Within these maps we can specify specific regions that we may want plotted. In general, it supports the names of countries, and states in the US. To specify a region to be plotted we use the region
argument, which is the second argument of the function.
These functions have some of the same features of our normal Base R functions. For example, we can still add points and lines to these graphs, but now we have to do it in the correct coordinate system.
For example, we can plot the locations of world cities that are capitals using the data set world.cities
which is part of the maps
package using the base R plot function points()
.
map("world")
captial_cities = world.cities[world.cities$capital == 1, ]
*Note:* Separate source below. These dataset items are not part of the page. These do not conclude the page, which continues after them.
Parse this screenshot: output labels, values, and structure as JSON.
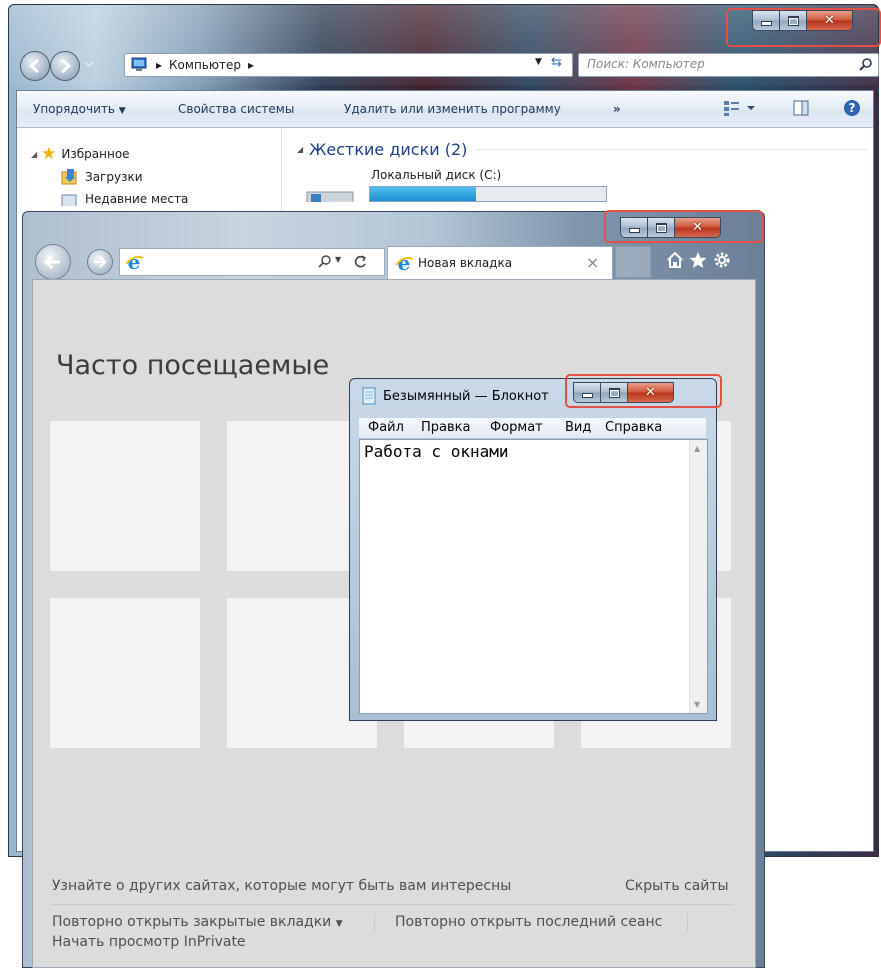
{
  "explorer": {
    "breadcrumb": "Компьютер",
    "search_placeholder": "Поиск: Компьютер",
    "toolbar": {
      "organize": "Упорядочить",
      "system_properties": "Свойства системы",
      "uninstall": "Удалить или изменить программу",
      "more": "»"
    },
    "nav": {
      "favorites": "Избранное",
      "downloads": "Загрузки",
      "recent_places": "Недавние места"
    },
    "section_header": "Жесткие диски (2)",
    "drive_label": "Локальный диск (C:)",
    "drive_fill_fraction": 0.45
  },
  "ie": {
    "tab_title": "Новая вкладка",
    "tab_close": "×",
    "heading": "Часто посещаемые",
    "discover_link": "Узнайте о других сайтах, которые могут быть вам интересны",
    "hide_sites": "Скрыть сайты",
    "reopen_tabs": "Повторно открыть закрытые вкладки",
    "reopen_session": "Повторно открыть последний сеанс",
    "inprivate": "Начать просмотр InPrivate"
  },
  "notepad": {
    "title": "Безымянный — Блокнот",
    "menu": [
      "Файл",
      "Правка",
      "Формат",
      "Вид",
      "Справка"
    ],
    "content": "Работа с окнами"
  },
  "colors": {
    "highlight": "#e54f45",
    "ie_blue": "#1e88e5",
    "explorer_link": "#1e395b"
  }
}
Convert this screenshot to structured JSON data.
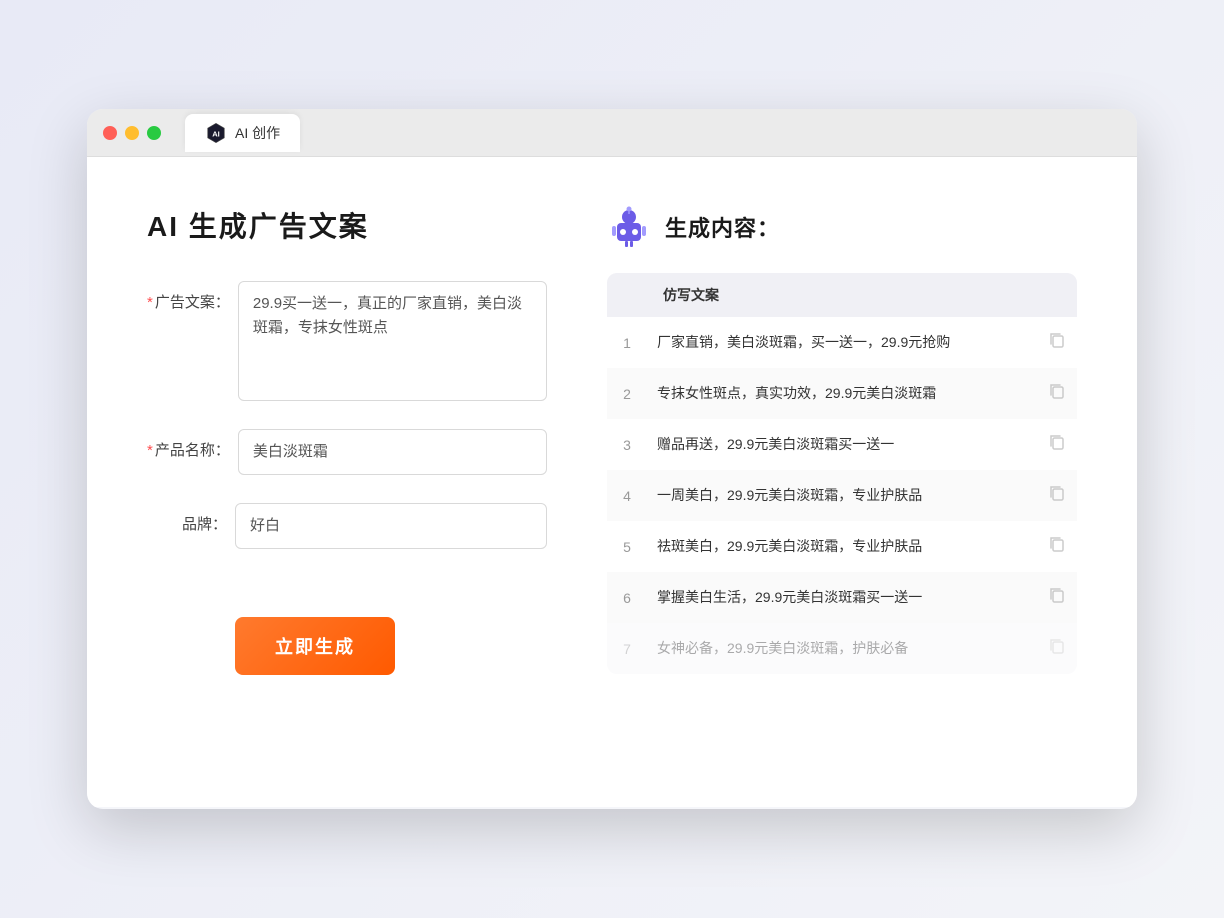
{
  "browser": {
    "tab_label": "AI 创作"
  },
  "page": {
    "title": "AI 生成广告文案",
    "result_section_label": "生成内容：",
    "ad_copy_label": "广告文案：",
    "product_name_label": "产品名称：",
    "brand_label": "品牌：",
    "ad_copy_value": "29.9买一送一，真正的厂家直销，美白淡斑霜，专抹女性斑点",
    "product_name_value": "美白淡斑霜",
    "brand_value": "好白",
    "generate_button_label": "立即生成",
    "table_header": "仿写文案",
    "results": [
      {
        "num": "1",
        "text": "厂家直销，美白淡斑霜，买一送一，29.9元抢购",
        "dimmed": false
      },
      {
        "num": "2",
        "text": "专抹女性斑点，真实功效，29.9元美白淡斑霜",
        "dimmed": false
      },
      {
        "num": "3",
        "text": "赠品再送，29.9元美白淡斑霜买一送一",
        "dimmed": false
      },
      {
        "num": "4",
        "text": "一周美白，29.9元美白淡斑霜，专业护肤品",
        "dimmed": false
      },
      {
        "num": "5",
        "text": "祛斑美白，29.9元美白淡斑霜，专业护肤品",
        "dimmed": false
      },
      {
        "num": "6",
        "text": "掌握美白生活，29.9元美白淡斑霜买一送一",
        "dimmed": false
      },
      {
        "num": "7",
        "text": "女神必备，29.9元美白淡斑霜，护肤必备",
        "dimmed": true
      }
    ]
  }
}
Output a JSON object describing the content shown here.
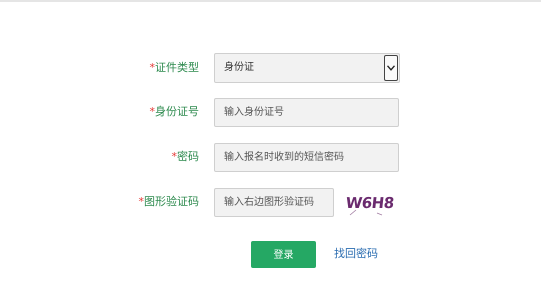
{
  "form": {
    "id_type": {
      "required_mark": "*",
      "label": "证件类型",
      "value": "身份证"
    },
    "id_number": {
      "required_mark": "*",
      "label": "身份证号",
      "placeholder": "输入身份证号"
    },
    "password": {
      "required_mark": "*",
      "label": "密码",
      "placeholder": "输入报名时收到的短信密码"
    },
    "captcha": {
      "required_mark": "*",
      "label": "图形验证码",
      "placeholder": "输入右边图形验证码",
      "image_text": "W6H8"
    },
    "login_button": "登录",
    "forgot_link": "找回密码"
  },
  "colors": {
    "label": "#2d8a4e",
    "required": "#e53935",
    "button": "#25a864",
    "link": "#2a6cb0",
    "captcha_text": "#6a2a6e"
  }
}
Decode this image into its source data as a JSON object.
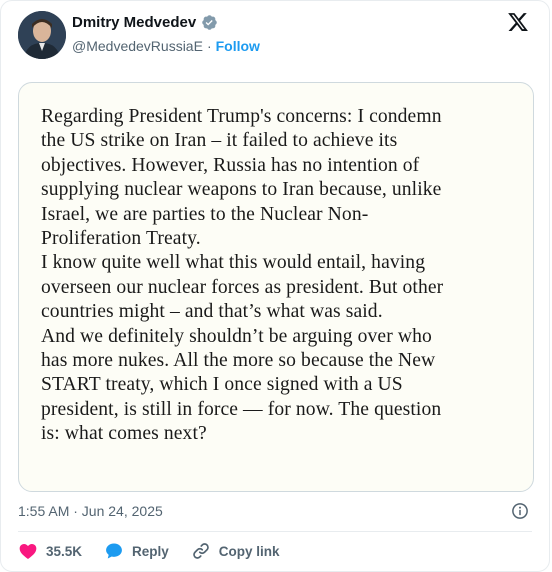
{
  "author": {
    "name": "Dmitry Medvedev",
    "handle": "@MedvedevRussiaE",
    "separator": "·",
    "follow_label": "Follow"
  },
  "image_text": "Regarding President Trump's concerns: I condemn\nthe US strike on Iran – it failed to achieve its\nobjectives. However, Russia has no intention of\nsupplying nuclear weapons to Iran because, unlike\nIsrael, we are parties to the Nuclear Non-\nProliferation Treaty.\nI know quite well what this would entail, having\noverseen our nuclear forces as president. But other\ncountries might – and that’s what was said.\nAnd we definitely shouldn’t be arguing over who\nhas more nukes. All the more so because the New\nSTART treaty, which I once signed with a US\npresident, is still in force — for now. The question\nis: what comes next?",
  "timestamp": "1:55 AM · Jun 24, 2025",
  "actions": {
    "likes": "35.5K",
    "reply_label": "Reply",
    "copy_link_label": "Copy link"
  },
  "colors": {
    "like": "#f91880",
    "reply": "#1d9bf0",
    "link": "#1d9bf0",
    "verified": "#829aab"
  },
  "icons": [
    "verified-badge-icon",
    "x-logo-icon",
    "info-icon",
    "heart-icon",
    "reply-bubble-icon",
    "link-icon"
  ]
}
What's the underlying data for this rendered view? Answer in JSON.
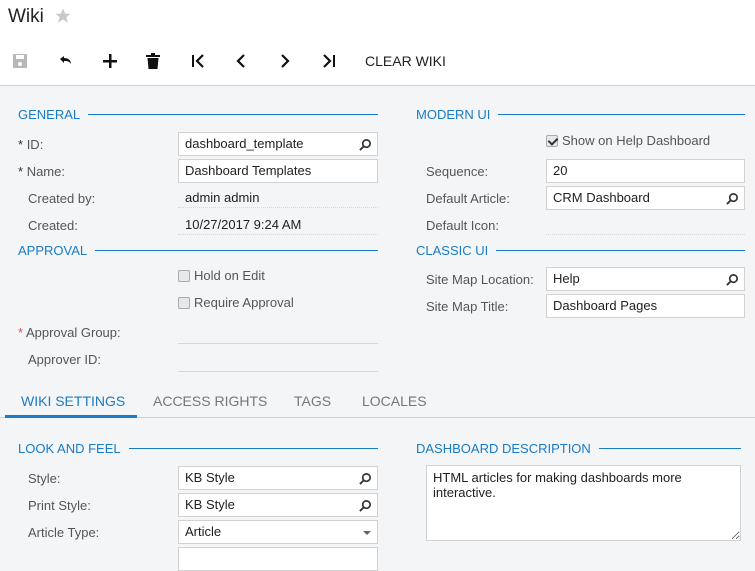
{
  "header": {
    "title": "Wiki",
    "favorite_icon": "star-icon"
  },
  "toolbar": {
    "buttons": [
      {
        "name": "save",
        "icon": "save-icon",
        "enabled": false
      },
      {
        "name": "undo",
        "icon": "undo-icon",
        "enabled": true
      },
      {
        "name": "add",
        "icon": "plus-icon",
        "enabled": true
      },
      {
        "name": "delete",
        "icon": "trash-icon",
        "enabled": true
      },
      {
        "name": "first",
        "icon": "first-record-icon",
        "enabled": true
      },
      {
        "name": "previous",
        "icon": "previous-icon",
        "enabled": true
      },
      {
        "name": "next",
        "icon": "next-icon",
        "enabled": true
      },
      {
        "name": "last",
        "icon": "last-record-icon",
        "enabled": true
      }
    ],
    "clear_wiki_label": "CLEAR WIKI"
  },
  "general": {
    "heading": "GENERAL",
    "id_label": "ID:",
    "id_value": "dashboard_template",
    "name_label": "Name:",
    "name_value": "Dashboard Templates",
    "created_by_label": "Created by:",
    "created_by_value": "admin admin",
    "created_label": "Created:",
    "created_value": "10/27/2017 9:24 AM",
    "required_mark": "*"
  },
  "approval": {
    "heading": "APPROVAL",
    "hold_on_edit_label": "Hold on Edit",
    "hold_on_edit_checked": false,
    "require_approval_label": "Require Approval",
    "require_approval_checked": false,
    "approval_group_label": "Approval Group:",
    "approval_group_value": "",
    "approver_id_label": "Approver ID:",
    "approver_id_value": "",
    "required_mark": "*"
  },
  "modern_ui": {
    "heading": "MODERN UI",
    "show_on_help_dashboard_label": "Show on Help Dashboard",
    "show_on_help_dashboard_checked": true,
    "sequence_label": "Sequence:",
    "sequence_value": "20",
    "default_article_label": "Default Article:",
    "default_article_value": "CRM Dashboard",
    "default_icon_label": "Default Icon:",
    "default_icon_value": ""
  },
  "classic_ui": {
    "heading": "CLASSIC UI",
    "site_map_location_label": "Site Map Location:",
    "site_map_location_value": "Help",
    "site_map_title_label": "Site Map Title:",
    "site_map_title_value": "Dashboard Pages"
  },
  "tabs": [
    {
      "label": "WIKI SETTINGS",
      "active": true
    },
    {
      "label": "ACCESS RIGHTS",
      "active": false
    },
    {
      "label": "TAGS",
      "active": false
    },
    {
      "label": "LOCALES",
      "active": false
    }
  ],
  "look_and_feel": {
    "heading": "LOOK AND FEEL",
    "style_label": "Style:",
    "style_value": "KB Style",
    "print_style_label": "Print Style:",
    "print_style_value": "KB Style",
    "article_type_label": "Article Type:",
    "article_type_value": "Article"
  },
  "dashboard_description": {
    "heading": "DASHBOARD DESCRIPTION",
    "value": "HTML articles for making dashboards more interactive."
  },
  "colors": {
    "accent": "#1a7bc6",
    "background": "#f4f5f7",
    "label": "#555555",
    "required_red": "#d9534f"
  }
}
points(captial_cities$long, captial_cities$lat, col = "red")
The maps package does not use the standard base R label arguments like main, xlab, ylab
. However, if we wish to have a map with labels we can use the function map.text()
instead of map()
. This is essentially the same function as map()
, but it defaults to labeling the graph for us. If we want to add our own custom label we use the labels
argument.
13.2 Some additional Packages to consider
Extend Fonts and Colors
showtext: Extend the fonts of R
emojis: Add emojis to plots.
viridis: Color palettes for common forms of color blindness and/or color vision deficiency.
RColorBrewer: Color palettes particularly common for maps.
wesanderson: Color palettes generated mostly from ‘Wes Anderson’ movies.
More Plot Formats
corrplot: Provides a visual exploratory tool on correlation matrix that supports automatic variable reordering to help detect hidden patterns among variables.
heatmp: Create heat maps.
riverplot: Implements Sankey or Ribbon plots.
sinaplot: Creates enhanced jitter strip chart, where the width of the jitter is controlled by the density distribution of the data within each class.
vcd: Visualization techniques, data sets, summary and inference procedures aimed particularly at categorical data.
visreg: If you know about linear regression, you can use this make advanced linear regression plots.
vioplot: Creates violin plots which are a combination of a box plot and a density plot (density plots look kinda like histograms).